This morning, I left the house for the first time in several days because we needed to restock our kitchen. As I usually do, I brought along reusable bags, but when I got to the supermarket (Dierbergs), there was a sign saying it would now only pack groceries in single-use paper or plastic bags. In a normal world, that would seem silly, but in the COVID-19 world, it makes perfect sense — and I’m disappointed in myself for not thinking of it. Not letting us bring bags from home is a completely valid rule that will help keep store employees¬†and shoppers safe, because you never know about the hygienic habits of the other humans.

Most of the store was still well-stocked — particularly the produce department — but there was nary a single ply of toilet paper to be found. The meat department shelves were very low on chicken and beef, none of which is an acceptable substitute for a roll of Cottonelle. But the deli counter was open, with lot of options on display and fully-staffed, the packaged goods aisles were pretty full, and there was plenty of bread. It also looked like Dierbergs had brought on a bunch of new employees, because more cash registers were open than usual, and each had a young person I’d never seen before bagging the orders as they came down the belt. I thanked each of them for being an important part of our economy in such hard times.
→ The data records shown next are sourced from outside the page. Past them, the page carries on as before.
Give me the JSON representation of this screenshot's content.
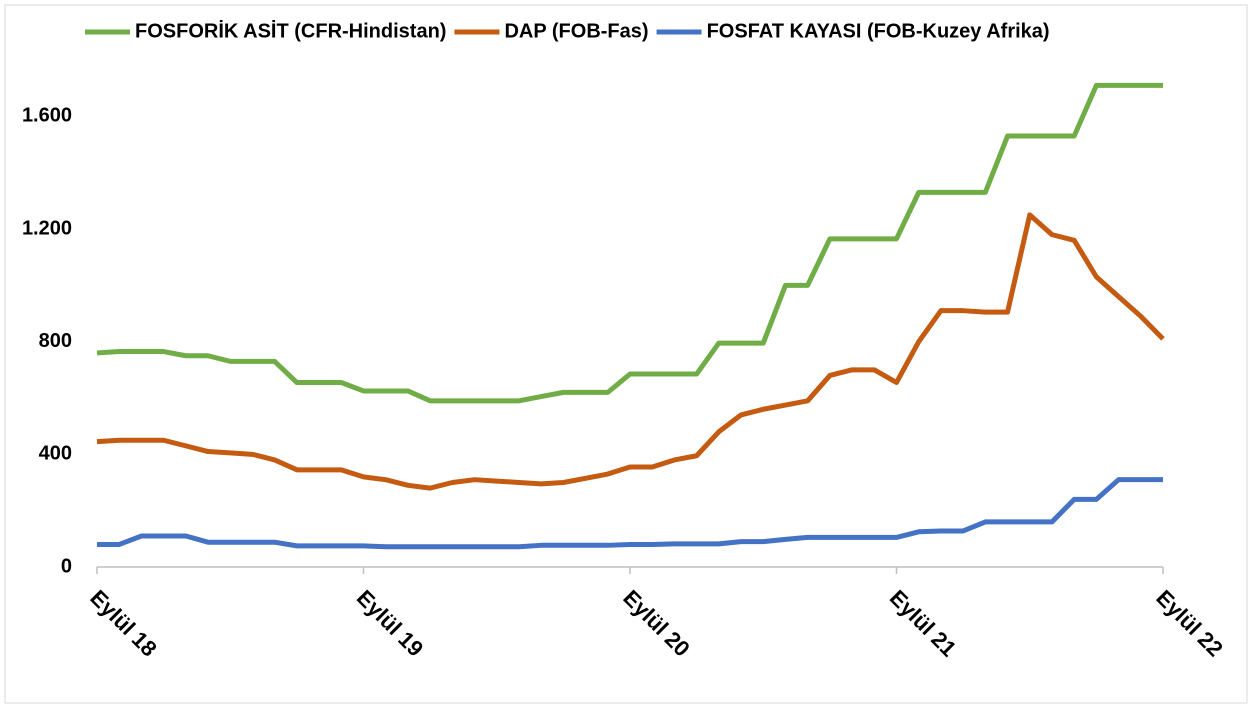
{
  "chart_data": {
    "type": "line",
    "categories": [
      "Eylül 18",
      null,
      null,
      null,
      null,
      null,
      null,
      null,
      null,
      null,
      null,
      null,
      "Eylül 19",
      null,
      null,
      null,
      null,
      null,
      null,
      null,
      null,
      null,
      null,
      null,
      "Eylül 20",
      null,
      null,
      null,
      null,
      null,
      null,
      null,
      null,
      null,
      null,
      null,
      "Eylül 21",
      null,
      null,
      null,
      null,
      null,
      null,
      null,
      null,
      null,
      null,
      null,
      "Eylül 22"
    ],
    "series": [
      {
        "name": "FOSFORİK ASİT (CFR-Hindistan)",
        "color": "#70ad47",
        "values": [
          760,
          765,
          765,
          765,
          750,
          750,
          730,
          730,
          730,
          655,
          655,
          655,
          625,
          625,
          625,
          590,
          590,
          590,
          590,
          590,
          605,
          620,
          620,
          620,
          685,
          685,
          685,
          685,
          795,
          795,
          795,
          1000,
          1000,
          1165,
          1165,
          1165,
          1165,
          1330,
          1330,
          1330,
          1330,
          1530,
          1530,
          1530,
          1530,
          1710,
          1710,
          1710,
          1710
        ]
      },
      {
        "name": "DAP (FOB-Fas)",
        "color": "#c55a11",
        "values": [
          445,
          450,
          450,
          450,
          430,
          410,
          405,
          400,
          380,
          345,
          345,
          345,
          320,
          310,
          290,
          280,
          300,
          310,
          305,
          300,
          295,
          300,
          315,
          330,
          355,
          355,
          380,
          395,
          480,
          540,
          560,
          575,
          590,
          680,
          700,
          700,
          655,
          800,
          910,
          910,
          905,
          905,
          1250,
          1180,
          1160,
          1030,
          960,
          890,
          810
        ]
      },
      {
        "name": "FOSFAT KAYASI (FOB-Kuzey Afrika)",
        "color": "#4472c4",
        "values": [
          80,
          80,
          110,
          110,
          110,
          88,
          88,
          88,
          88,
          75,
          75,
          75,
          75,
          72,
          72,
          72,
          72,
          72,
          72,
          72,
          77,
          77,
          77,
          77,
          80,
          80,
          82,
          82,
          82,
          90,
          90,
          98,
          105,
          105,
          105,
          105,
          105,
          125,
          128,
          128,
          160,
          160,
          160,
          160,
          240,
          240,
          310,
          310,
          310
        ]
      }
    ],
    "ylim": [
      0,
      1800
    ],
    "yticks": [
      0,
      400,
      800,
      {
        "value": 1200,
        "label": "1.200"
      },
      {
        "value": 1600,
        "label": "1.600"
      }
    ],
    "legend": "top"
  }
}
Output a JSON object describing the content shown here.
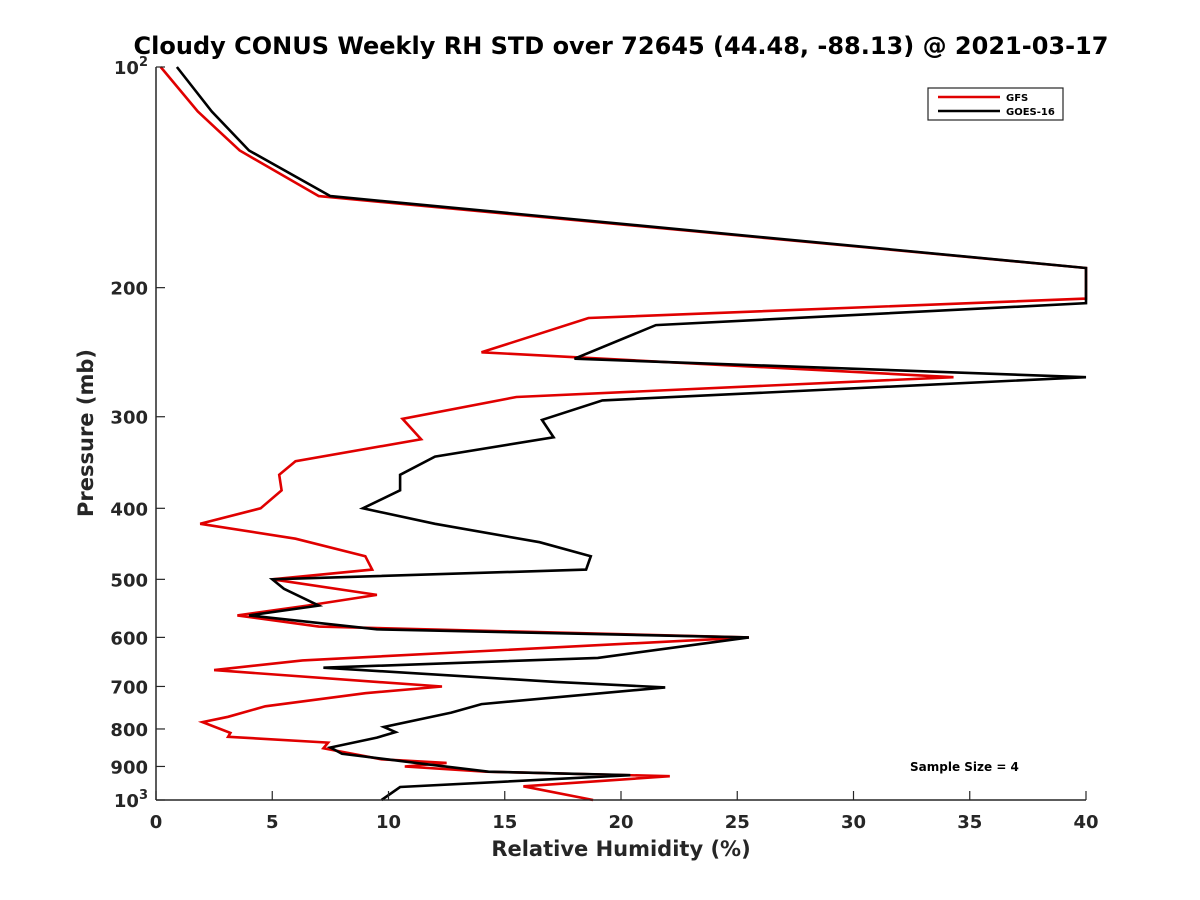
{
  "chart_data": {
    "type": "line",
    "title": "Cloudy CONUS Weekly RH STD over 72645 (44.48, -88.13) @ 2021-03-17",
    "xlabel": "Relative Humidity (%)",
    "ylabel": "Pressure (mb)",
    "xlim": [
      0,
      40
    ],
    "ylim": [
      100,
      1000
    ],
    "y_scale": "log",
    "y_reversed": true,
    "grid": false,
    "legend_position": "top-right",
    "x_ticks": [
      0,
      5,
      10,
      15,
      20,
      25,
      30,
      35,
      40
    ],
    "x_tick_labels": [
      "0",
      "5",
      "10",
      "15",
      "20",
      "25",
      "30",
      "35",
      "40"
    ],
    "y_ticks": [
      100,
      200,
      300,
      400,
      500,
      600,
      700,
      800,
      900,
      1000
    ],
    "y_tick_labels": [
      {
        "base": "10",
        "exp": "2"
      },
      {
        "base": "200",
        "exp": ""
      },
      {
        "base": "300",
        "exp": ""
      },
      {
        "base": "400",
        "exp": ""
      },
      {
        "base": "500",
        "exp": ""
      },
      {
        "base": "600",
        "exp": ""
      },
      {
        "base": "700",
        "exp": ""
      },
      {
        "base": "800",
        "exp": ""
      },
      {
        "base": "900",
        "exp": ""
      },
      {
        "base": "10",
        "exp": "3"
      }
    ],
    "annotation": "Sample Size = 4",
    "series": [
      {
        "name": "GFS",
        "color": "#e00000",
        "points": [
          [
            0.2,
            100
          ],
          [
            1.8,
            115
          ],
          [
            3.6,
            130
          ],
          [
            7.0,
            150
          ],
          [
            40.0,
            188
          ],
          [
            40.0,
            207
          ],
          [
            18.6,
            220
          ],
          [
            14.0,
            245
          ],
          [
            34.3,
            265
          ],
          [
            15.5,
            282
          ],
          [
            10.6,
            302
          ],
          [
            11.4,
            322
          ],
          [
            6.0,
            345
          ],
          [
            5.3,
            360
          ],
          [
            5.4,
            378
          ],
          [
            4.5,
            400
          ],
          [
            1.9,
            420
          ],
          [
            6.0,
            440
          ],
          [
            9.0,
            465
          ],
          [
            9.3,
            485
          ],
          [
            5.0,
            500
          ],
          [
            9.5,
            525
          ],
          [
            6.5,
            543
          ],
          [
            3.5,
            560
          ],
          [
            7.0,
            580
          ],
          [
            25.5,
            600
          ],
          [
            6.3,
            645
          ],
          [
            2.5,
            665
          ],
          [
            9.5,
            690
          ],
          [
            12.3,
            700
          ],
          [
            9.0,
            715
          ],
          [
            4.7,
            745
          ],
          [
            3.1,
            770
          ],
          [
            2.0,
            783
          ],
          [
            3.2,
            810
          ],
          [
            3.1,
            820
          ],
          [
            7.4,
            835
          ],
          [
            7.2,
            850
          ],
          [
            9.7,
            880
          ],
          [
            12.5,
            890
          ],
          [
            10.7,
            900
          ],
          [
            14.2,
            915
          ],
          [
            22.1,
            928
          ],
          [
            15.8,
            958
          ],
          [
            18.8,
            1000
          ]
        ]
      },
      {
        "name": "GOES-16",
        "color": "#000000",
        "points": [
          [
            0.9,
            100
          ],
          [
            2.4,
            115
          ],
          [
            4.0,
            130
          ],
          [
            7.5,
            150
          ],
          [
            40.0,
            188
          ],
          [
            40.0,
            210
          ],
          [
            21.5,
            225
          ],
          [
            18.0,
            250
          ],
          [
            40.0,
            265
          ],
          [
            19.2,
            285
          ],
          [
            16.6,
            303
          ],
          [
            17.1,
            320
          ],
          [
            12.0,
            340
          ],
          [
            10.5,
            360
          ],
          [
            10.5,
            378
          ],
          [
            8.9,
            400
          ],
          [
            12.0,
            420
          ],
          [
            16.5,
            445
          ],
          [
            18.7,
            465
          ],
          [
            18.5,
            485
          ],
          [
            5.0,
            500
          ],
          [
            5.5,
            515
          ],
          [
            7.0,
            543
          ],
          [
            4.0,
            560
          ],
          [
            9.5,
            585
          ],
          [
            25.5,
            600
          ],
          [
            19.0,
            640
          ],
          [
            7.2,
            660
          ],
          [
            17.2,
            690
          ],
          [
            21.9,
            702
          ],
          [
            14.0,
            740
          ],
          [
            12.7,
            760
          ],
          [
            9.8,
            795
          ],
          [
            10.3,
            808
          ],
          [
            9.5,
            822
          ],
          [
            7.5,
            848
          ],
          [
            8.0,
            865
          ],
          [
            11.8,
            895
          ],
          [
            14.3,
            915
          ],
          [
            20.4,
            925
          ],
          [
            10.5,
            960
          ],
          [
            9.7,
            1000
          ]
        ]
      }
    ]
  }
}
I also made a stop at The Bagel Factory, the only place in our area that has real bagels. I was worried they were closed and in danger of going out of business, like so many other small enterprises. Fortunately, the door was open and the “Hot Bagels” sign was on. I said hello to the woman who’s been behind the counter for years, told her I wanted a half-dozen, and said I was glad they were still open. She said that because all of their business is to-go (there are no tables or chairs), all they had to do was put away the cutting board and toaster near the entrance. Customers still go in — two others while I was there, maintaining a safe distance — conduct their transactions and leave with smiles on their faces, all in about 90 seconds. I hope that stays true for a long time.

With schools shut down and many people working from home, the roads weren’t nearly as busy as they’d be during a regular rush hour. Of course, not everyone has a job they can do from home, so there were still some commuters, but most of the vehicles I spotted belonged to UPS, FedEx, and other delivery services. They must be doing gangbuster business, carrying packages to people who can’t or won’t venture out into the world.

I wondered how many of them had rolls of toilet paper inside.